A Justiça assume centralidade e o consequente poder de intervenção, mas, o
poder da Justiça inquieta produz afinal o anátema do contra-poder.
O problema da justiça é
eminentemente filosófico e a ciência do direito nunca lhe deu a devida atenção.
Mas, no século XX se deu a possibilidade de haver um conceito racional de
justiça, conforme fez Hans Kelsen.
Nas democracias décadas se
multiplicaram os estudos jurídicos sobre o problema da justiça, procurando
dar-lhe um tratamento científico e metodológico.
Investigam-se como concretizar
o conceito de justiça através de normas jurídicas gerais e abstratas e das
decisões judiciais sobretudo, analisando os valores envolvidos em cada caso
concreto e, ainda, permite a ponderação à luz da proporcionalidade.
O conflito existente entre o
Direito natural e o Direito positivo veio encontrar a solução no século XX, sem
que se precise escolher entre um destes, excluindo o outro, mas sim, se
procurar colocar uma síntese dialética que contemple ambos os direitos.
Atualmente se reconhece a
possibilidade de se ter uma conceituação racional e objetiva da justiça,
deixando de ser questão puramente metafísica, para se tornar uma preocupação
prática e cotidiana de magistrados, advogados e demais operadores de direito.

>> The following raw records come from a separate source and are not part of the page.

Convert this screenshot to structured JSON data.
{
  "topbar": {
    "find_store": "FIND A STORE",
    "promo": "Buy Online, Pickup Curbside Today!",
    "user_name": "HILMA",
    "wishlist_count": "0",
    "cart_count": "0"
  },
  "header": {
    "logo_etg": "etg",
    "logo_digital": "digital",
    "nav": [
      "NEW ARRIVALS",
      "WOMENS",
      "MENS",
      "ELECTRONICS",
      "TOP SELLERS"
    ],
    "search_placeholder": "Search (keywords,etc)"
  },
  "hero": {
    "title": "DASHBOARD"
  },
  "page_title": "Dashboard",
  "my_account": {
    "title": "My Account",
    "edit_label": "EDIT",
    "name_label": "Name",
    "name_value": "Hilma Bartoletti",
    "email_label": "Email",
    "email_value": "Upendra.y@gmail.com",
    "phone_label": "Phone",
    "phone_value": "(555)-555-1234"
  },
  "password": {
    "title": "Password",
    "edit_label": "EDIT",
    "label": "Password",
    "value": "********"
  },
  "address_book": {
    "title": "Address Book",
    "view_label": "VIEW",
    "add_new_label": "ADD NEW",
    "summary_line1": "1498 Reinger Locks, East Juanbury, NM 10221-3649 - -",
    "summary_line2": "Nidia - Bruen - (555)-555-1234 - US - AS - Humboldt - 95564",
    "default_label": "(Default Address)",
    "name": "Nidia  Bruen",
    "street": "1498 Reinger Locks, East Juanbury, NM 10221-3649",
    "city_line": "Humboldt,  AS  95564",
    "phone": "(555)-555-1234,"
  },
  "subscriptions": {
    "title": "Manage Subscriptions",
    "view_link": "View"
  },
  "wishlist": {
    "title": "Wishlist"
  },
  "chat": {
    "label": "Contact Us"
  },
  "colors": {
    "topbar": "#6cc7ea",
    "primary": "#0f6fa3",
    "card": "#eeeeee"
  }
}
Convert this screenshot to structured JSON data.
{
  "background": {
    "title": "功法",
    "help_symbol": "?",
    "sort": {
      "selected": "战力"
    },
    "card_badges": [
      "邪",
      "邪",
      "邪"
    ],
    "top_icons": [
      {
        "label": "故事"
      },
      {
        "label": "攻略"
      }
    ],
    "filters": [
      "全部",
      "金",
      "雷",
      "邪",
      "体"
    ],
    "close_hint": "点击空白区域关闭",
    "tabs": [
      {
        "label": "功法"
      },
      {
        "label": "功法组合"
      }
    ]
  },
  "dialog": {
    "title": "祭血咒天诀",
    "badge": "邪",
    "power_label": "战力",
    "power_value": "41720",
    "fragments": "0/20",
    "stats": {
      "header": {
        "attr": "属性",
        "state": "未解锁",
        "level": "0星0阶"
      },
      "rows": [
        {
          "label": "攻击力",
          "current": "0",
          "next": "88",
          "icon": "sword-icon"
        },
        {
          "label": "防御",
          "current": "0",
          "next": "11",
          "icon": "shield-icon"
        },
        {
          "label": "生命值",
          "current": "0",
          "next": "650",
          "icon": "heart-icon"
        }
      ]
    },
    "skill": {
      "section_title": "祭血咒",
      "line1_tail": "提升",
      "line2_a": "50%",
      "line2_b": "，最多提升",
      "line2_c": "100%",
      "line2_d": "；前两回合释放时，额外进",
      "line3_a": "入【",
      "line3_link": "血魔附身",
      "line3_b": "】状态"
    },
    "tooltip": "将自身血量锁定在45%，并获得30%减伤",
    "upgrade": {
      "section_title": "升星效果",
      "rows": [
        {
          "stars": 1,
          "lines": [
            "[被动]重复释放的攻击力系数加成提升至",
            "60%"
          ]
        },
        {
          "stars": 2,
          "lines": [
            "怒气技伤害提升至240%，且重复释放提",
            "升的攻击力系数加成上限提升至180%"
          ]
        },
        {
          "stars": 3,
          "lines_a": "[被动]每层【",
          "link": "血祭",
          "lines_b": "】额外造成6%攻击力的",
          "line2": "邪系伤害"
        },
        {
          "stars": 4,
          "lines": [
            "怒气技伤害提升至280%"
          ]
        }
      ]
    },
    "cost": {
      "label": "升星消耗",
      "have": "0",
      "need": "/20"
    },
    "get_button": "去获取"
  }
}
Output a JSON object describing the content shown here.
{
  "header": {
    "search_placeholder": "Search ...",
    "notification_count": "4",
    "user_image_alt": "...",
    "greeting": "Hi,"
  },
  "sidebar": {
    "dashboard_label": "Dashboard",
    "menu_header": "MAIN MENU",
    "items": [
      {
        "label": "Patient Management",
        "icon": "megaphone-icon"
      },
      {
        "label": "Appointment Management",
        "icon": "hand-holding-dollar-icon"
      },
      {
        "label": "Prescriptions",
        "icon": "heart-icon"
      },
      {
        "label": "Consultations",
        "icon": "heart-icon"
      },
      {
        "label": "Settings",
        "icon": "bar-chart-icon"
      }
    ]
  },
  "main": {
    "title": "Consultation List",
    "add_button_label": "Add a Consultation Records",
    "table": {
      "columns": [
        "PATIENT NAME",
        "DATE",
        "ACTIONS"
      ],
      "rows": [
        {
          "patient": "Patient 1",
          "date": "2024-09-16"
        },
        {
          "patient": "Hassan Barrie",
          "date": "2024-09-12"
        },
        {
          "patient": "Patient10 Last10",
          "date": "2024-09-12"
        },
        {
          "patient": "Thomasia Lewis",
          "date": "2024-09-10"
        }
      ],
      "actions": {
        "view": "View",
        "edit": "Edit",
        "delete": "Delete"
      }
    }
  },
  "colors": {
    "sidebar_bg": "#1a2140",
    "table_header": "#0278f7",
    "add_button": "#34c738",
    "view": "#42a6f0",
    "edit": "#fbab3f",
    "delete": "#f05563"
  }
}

Enfim, é preciso de espírito
crítico laborando para obter os acertos e os erros de cada concepção de justiça
em particular. A justiça, não é, conforme imaginava o positivismo, o elemento
irracional do Direito, mas sim, o justo oposto, por ser precisamente o fator
que lhe confere racionalidade e cientificidade e, que não constitui a razão de
ser de toda e qualquer norma jurídica, sem a qual o Direito não passaria de mero
arbítrio e força, sendo insuscetível, pois, de qualquer estudo científico
sistemático.
Entende-se o conceito de
justiça social está relacionado às desigualdades sociais e às ações voltados
para a resolução desse problema. A justiça social consiste no compromisso do
Estado e instituições governantes em buscar mecanismo para compensação de
desigualdades sociais geradas pelo mercado e pelas diferenças sociais.
O prensador que melhor
delineou a justiça social foi John Rawls que estabeleceu três pontos para se
alcançar o princípio da equidade, a saber: 1. Garantia das liberdades
fundamentais para todos; 2. Igualdade de oportunidades; 3. Manutenção de
desigualdades apenas para favorecer os mais desfavorecidos. Portanto, a justiça
social pretender promover o crescimento de um país para além das questões
econômicas.
No ordenamento jurídico pátrio
não está prevista nos artigos 4º e 5º da Lei de Introdução ao Código Civil
(Dec.-Lei 4.657/1942) e, hoje acertadamente denominada Lei de Introdução das
Normas do Direito Brasileiro.
Há dificuldade centrada em
conceber a equidade sob as formas em que pode se revestir, visto ser possível
assumir a forma integrativa e, também, a forma valorativa.
A equidade não é apenas o
abrandamento da norma em um caso concreto, como também sentimento que brota no
âmago do julgador, conforme sintetiza Sílvio Venosa.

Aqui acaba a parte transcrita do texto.